Any reason why that space between each "tile" is there (it's a 2 pixels gap)? I could ghetto rig the code, but I plan to use algebra to programatically figure out where tiles need to go, etc etc, so a ghetto rig would work, but to do that throughout the entire game would be troublesome, and at the very least, sloppy.

Was it helpful?

Solution

I think the call to DrawImage is okay. In the image you posted it looks like 16x16 tiles next to each other. I'd check poatiles.png. I'm not sure what's at Rectangle(16, 16, 16, 16) in it. It may not be what you think.

EDIT: I don't know what to say. I made a png almost the size of poatiles and put a 16x16 square in it a 16,16, and it drew exactly like you'd expect.

The code looks fine and since it works on smaller images, the only thing I can think of is there's a problem with poatiles.

There's the following comment in MSDN about Graphics.DrawImage Method (Image, Int32, Int32, Rectangle, GraphicsUnit)

This method draws a portion of an image using its physical size, so the image portion will have its correct size in inches regardless of the resolution (dots per inch) of the display device. For example, suppose an image portion has a pixel width of 216 and a horizontal resolution of 72 dots per inch.

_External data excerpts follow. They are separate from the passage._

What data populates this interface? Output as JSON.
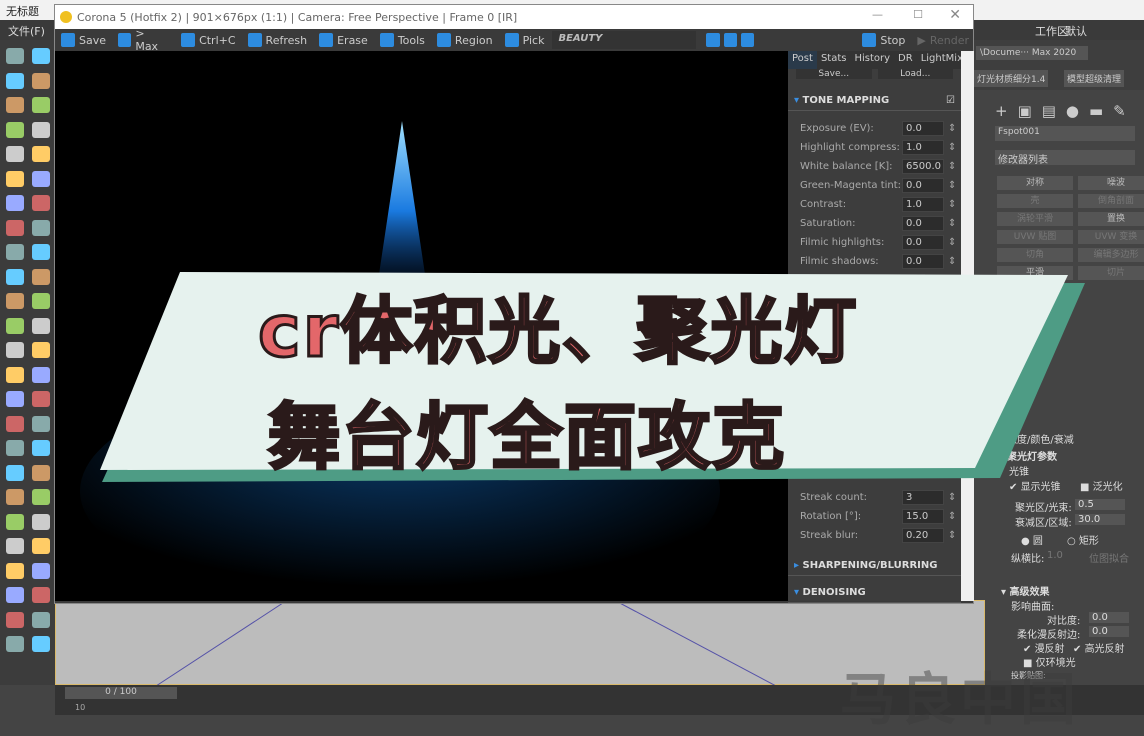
{
  "max": {
    "title": "无标题",
    "menu": "文件(F)",
    "workspace_label": "工作区:",
    "workspace_value": "默认",
    "path": "\\Docume··· Max 2020",
    "plugins": [
      "灯光材质细分1.4",
      "模型超级清理"
    ]
  },
  "corona": {
    "title": "Corona 5 (Hotfix 2) | 901×676px (1:1) | Camera: Free Perspective | Frame 0 [IR]",
    "toolbar": [
      "Save",
      "> Max",
      "Ctrl+C",
      "Refresh",
      "Erase",
      "Tools",
      "Region",
      "Pick"
    ],
    "channel": "BEAUTY",
    "stop": "Stop",
    "render": "Render",
    "tabs": [
      "Post",
      "Stats",
      "History",
      "DR",
      "LightMix"
    ],
    "save_btn": "Save...",
    "load_btn": "Load...",
    "tone_mapping": {
      "title": "TONE MAPPING",
      "checked": true,
      "rows": [
        {
          "label": "Exposure (EV):",
          "value": "0.0"
        },
        {
          "label": "Highlight compress:",
          "value": "1.0"
        },
        {
          "label": "White balance [K]:",
          "value": "6500.0"
        },
        {
          "label": "Green-Magenta tint:",
          "value": "0.0"
        },
        {
          "label": "Contrast:",
          "value": "1.0"
        },
        {
          "label": "Saturation:",
          "value": "0.0"
        },
        {
          "label": "Filmic highlights:",
          "value": "0.0"
        },
        {
          "label": "Filmic shadows:",
          "value": "0.0"
        }
      ]
    },
    "bloom_rows": [
      {
        "label": "Streak count:",
        "value": "3"
      },
      {
        "label": "Rotation [°]:",
        "value": "15.0"
      },
      {
        "label": "Streak blur:",
        "value": "0.20"
      }
    ],
    "sharpening": "SHARPENING/BLURRING",
    "denoising": "DENOISING"
  },
  "command_panel": {
    "object_name": "Fspot001",
    "modifier_list": "修改器列表",
    "buttons": [
      {
        "label": "对称",
        "enabled": true
      },
      {
        "label": "噪波",
        "enabled": true
      },
      {
        "label": "壳",
        "enabled": false
      },
      {
        "label": "倒角剖面",
        "enabled": false
      },
      {
        "label": "涡轮平滑",
        "enabled": false
      },
      {
        "label": "置换",
        "enabled": true
      },
      {
        "label": "UVW 贴图",
        "enabled": false
      },
      {
        "label": "UVW 变换",
        "enabled": false
      },
      {
        "label": "切角",
        "enabled": false
      },
      {
        "label": "编辑多边形",
        "enabled": false
      },
      {
        "label": "平滑",
        "enabled": true
      },
      {
        "label": "切片",
        "enabled": false
      }
    ],
    "intensity_section": "强度/颜色/衰减",
    "spot_params": "聚光灯参数",
    "cone": "光锥",
    "show_cone": "显示光锥",
    "overshoot": "泛光化",
    "hotspot_label": "聚光区/光束:",
    "hotspot": "0.5",
    "falloff_label": "衰减区/区域:",
    "falloff": "30.0",
    "circle": "圆",
    "rectangle": "矩形",
    "aspect_label": "纵横比:",
    "aspect": "1.0",
    "bitmap_fit": "位图拟合",
    "advanced": "高级效果",
    "affect_surfaces": "影响曲面:",
    "contrast_label": "对比度:",
    "contrast": "0.0",
    "soften_label": "柔化漫反射边:",
    "soften": "0.0",
    "diffuse": "漫反射",
    "specular": "高光反射",
    "ambient_only": "仅环境光",
    "projector": "投影贴图:"
  },
  "timeline": {
    "frame": "0 / 100",
    "tick": "10"
  },
  "overlay": {
    "line1": "cr体积光、聚光灯",
    "line2": "舞台灯全面攻克",
    "bg": "#e6f2ee",
    "shadow": "#4e9c85",
    "text_color": "#e3676a"
  },
  "watermark": "马良中国"
}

If you call this method to draw that image portion on a device that has a resolution of 96 dots per inch, the pixel width of the rendered image portion will be (216/72)*96 = 288.

Since you're specifying pixels as the unit I'd expect it to ignore that. But in the absence of better ideas you might want to compare the dpi of poatiles versus the smaller images. (Image.HorizontalResolution & Image.VerticalResolution)

OTHER TIPS

I'm not sure that all of the information is there to start with, but here's some suggestions I have from looking at what you've done so far.

1) Check poatiles.png to make sure that it's definitely a 16x16 pixel image with no black pixels around it.

2) It seems odd that your Rectangle has four int's in its constructor. A rectangle should usually only have a width and height (if any sides have different lengths, then it's not a true rectangle!)

3) You might want to determine your positions on screen by multiplying by width and height of the Rectangle that you're trying to draw and adding that value to the origin (0,0).